采取三维建模来反映进洞顺序不同以及斜交地裂缝所引发的空间效应。综合边界条件、圣维南原理、模型计算效率以及本文研究重点,对模型进行了适当简化,即原CRD进洞段同样按照台阶法处理,隧道间距按最近距离2 m模拟。地裂缝作为断层面,必须采用接触面来模拟。FLAC3D中接触面采用无厚度的Goodman接触面单元,接触面采用摩尔库伦剪切模型,可以模拟接触面的开裂和错动滑移等现象。因模型尺寸远大于裂缝宽度,加之地裂缝以垂直位移为主、水平张拉次之、水平扭动较小,因此在研究以垂直位移为主的沉降变形时,可忽略地裂缝宽度对模型的影响,可以采用FLAC3D中的接触面单元来模拟。地层及注浆区采用实体单元摩尔库伦模型,支护结构统一采用实体单元弹性模型处理。
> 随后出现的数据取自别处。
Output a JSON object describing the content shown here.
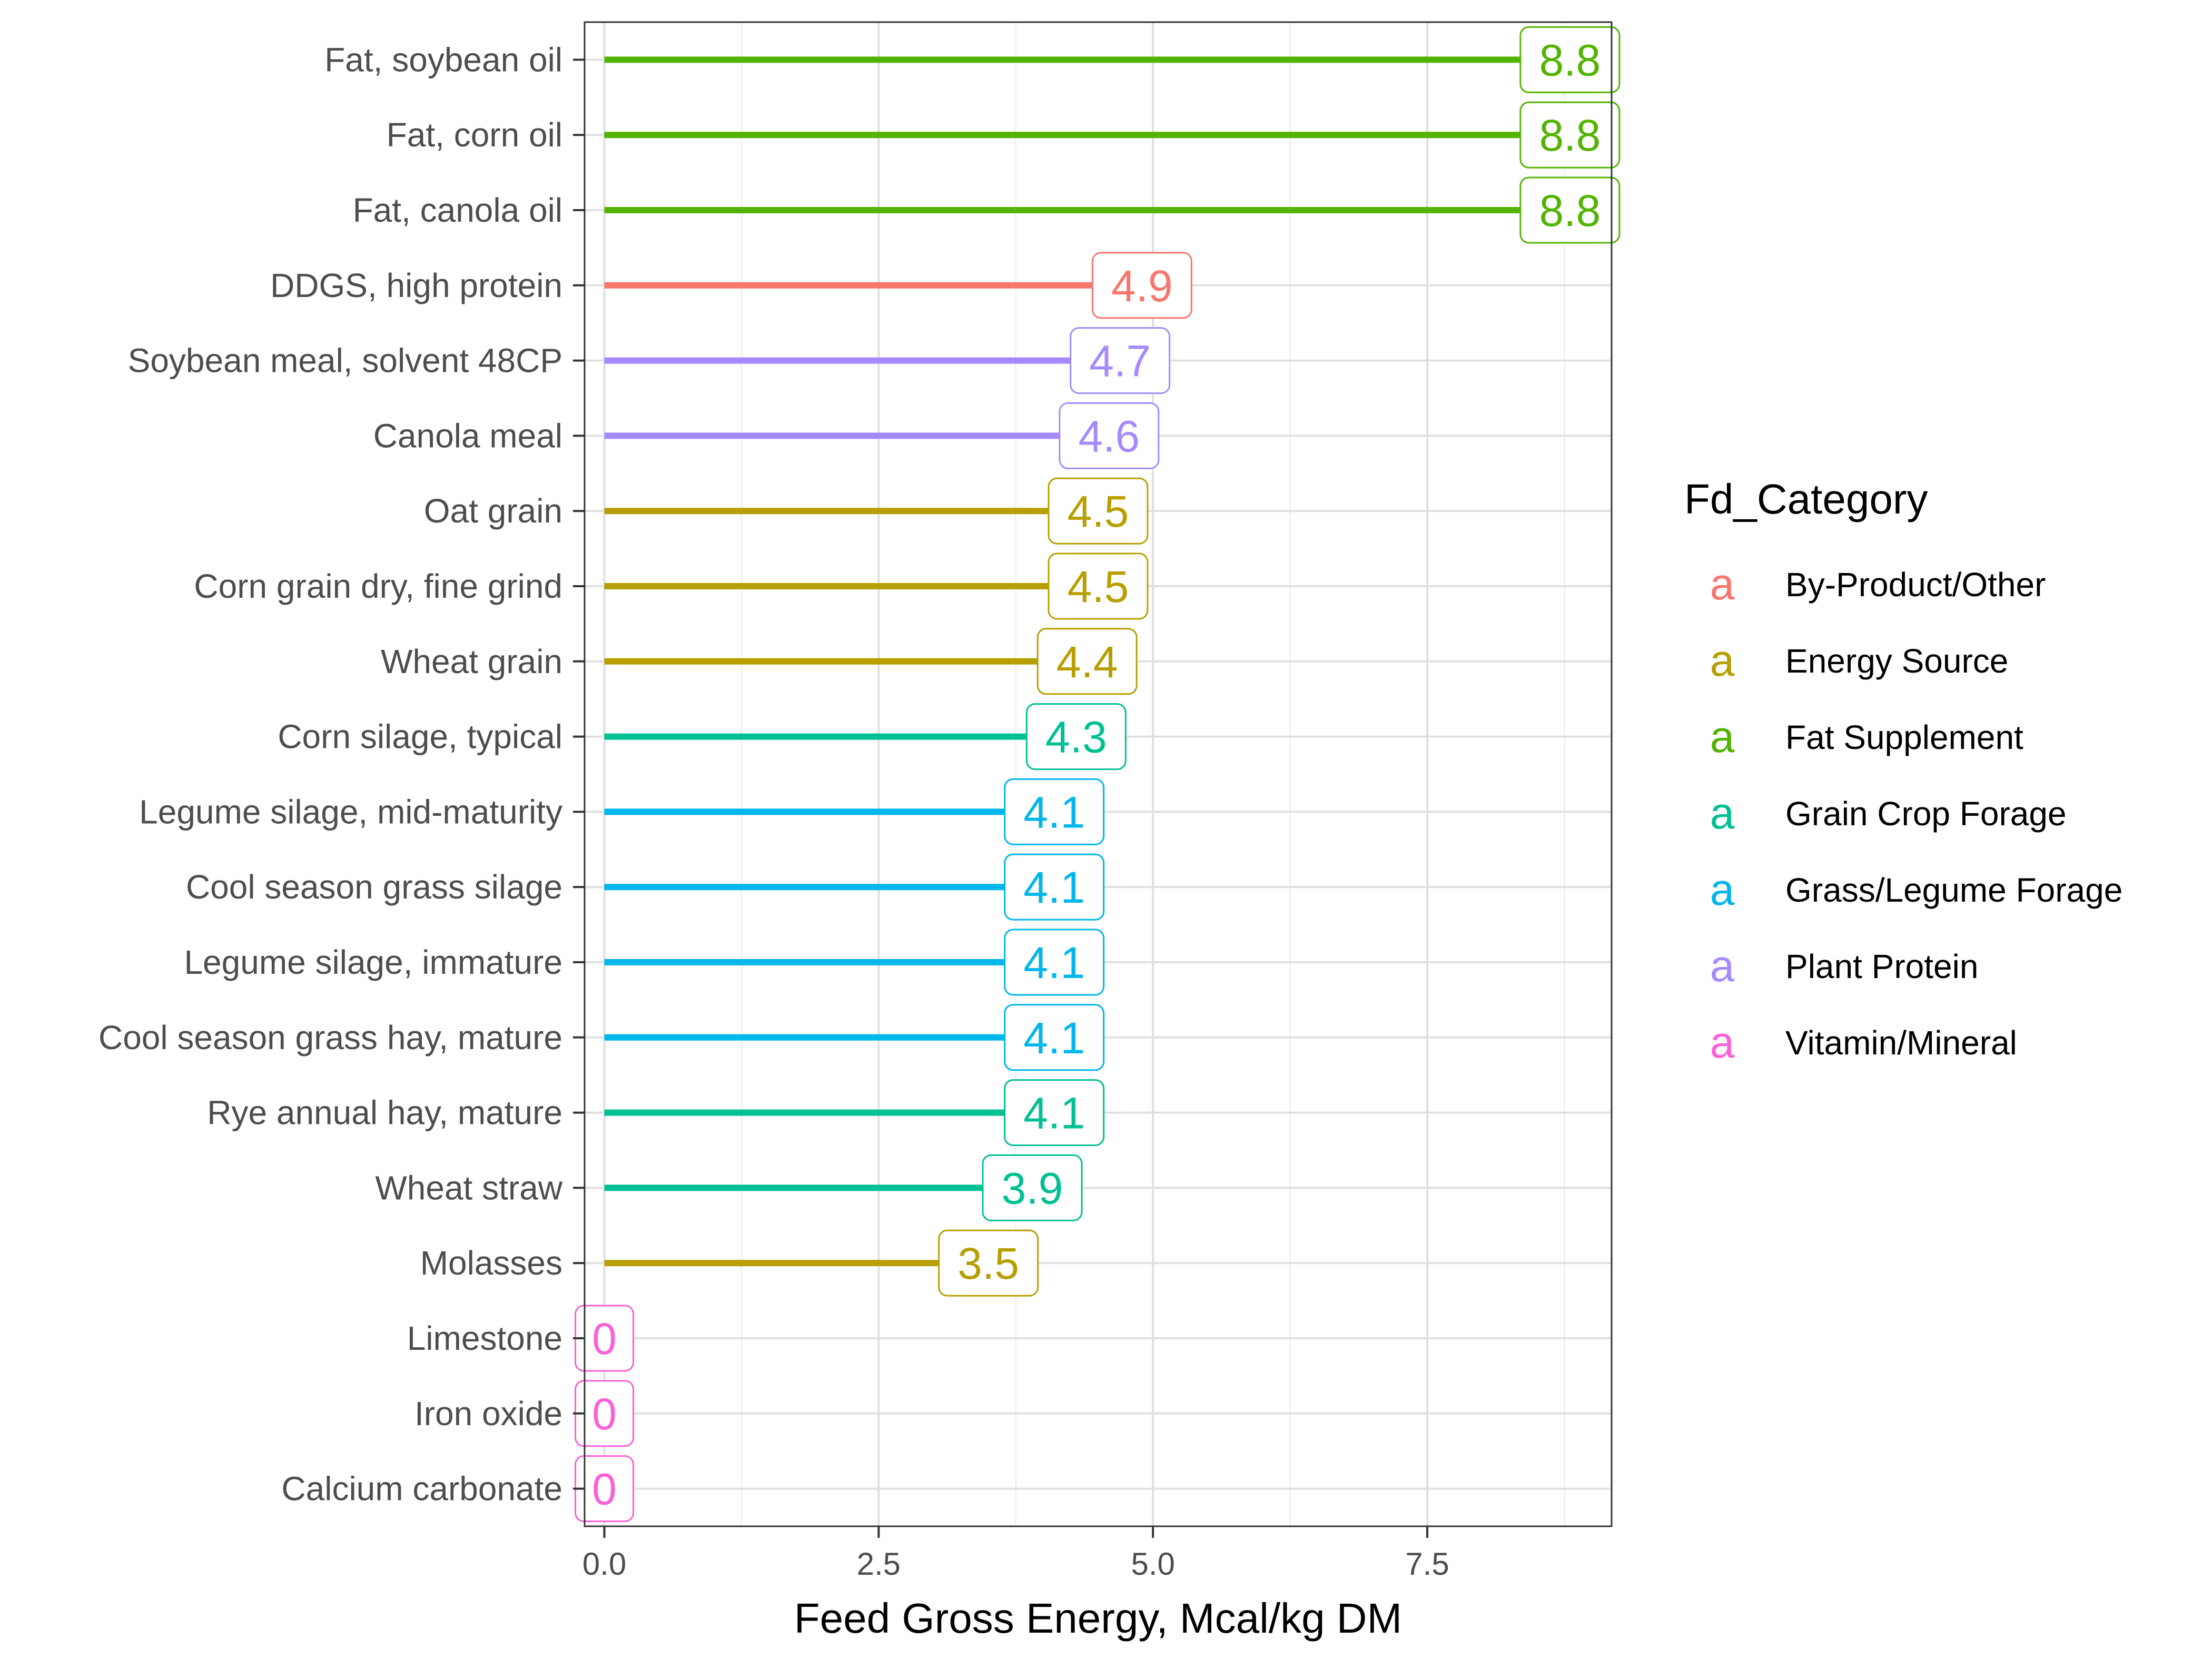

计算模型如图3所示,模型尺寸210 m×76 m×30 m,共282 240个单元298 423个节点,接触面设置为倾角90°夹角45°。因模型南北面分别为始发井和车站边界,因此可将四周及底面设置为节点法向约束。因本文主要研究暗挖过地裂缝隧道自身及地表变形规律,故未施加临近建构筑物荷载。

图3 计算模型

4.2 模拟参数及开挖过程

如图1所示,在围挡北门处存在一砖砌雨污水井,因场地限制,部分降水井抽水及雨水排至该井。水作为土体强度的控制因素之一加之黄土自身的湿陷性特征,必须考虑该雨污水井对临近土体强度的弱化;表土层作为新进堆积黄土其具有更强的湿陷性,该井距离裂缝最近距离约5 m,处于地裂缝主变形区,而地裂缝本身作为降水入渗的导水通道,势必加剧地表的沉降。综上,若以非进洞注浆段及非污水井影响区为标准土层,则本文采取沿裂缝北侧1 m、南侧5 m、宽度30 m范围内,土体强度降低为标准土层强度0.8倍的方式,处理裂缝区土体的软化问题。向北进洞段20 m地表注浆范围采取土体强度提高为标准土层强度1.2倍的方式处理。根据地层实勘情况及监测数据,最终确定的标准土层参数见表1。

表1 标准土层计算参数

临时仰拱体积模量(K)取1.8×1010Pa,剪切模量(G)取1.35×1010Pa,一次衬砌K取2.1×1010Pa,G取1.5×1010Pa。接触面参数的确定参考相关文献[12-13]并结合试算最终定为:Kn取7.5×106Pa,Ks取2.2×104Pa,摩擦角10°,黏聚力5 000 Pa,抗拉强度为0。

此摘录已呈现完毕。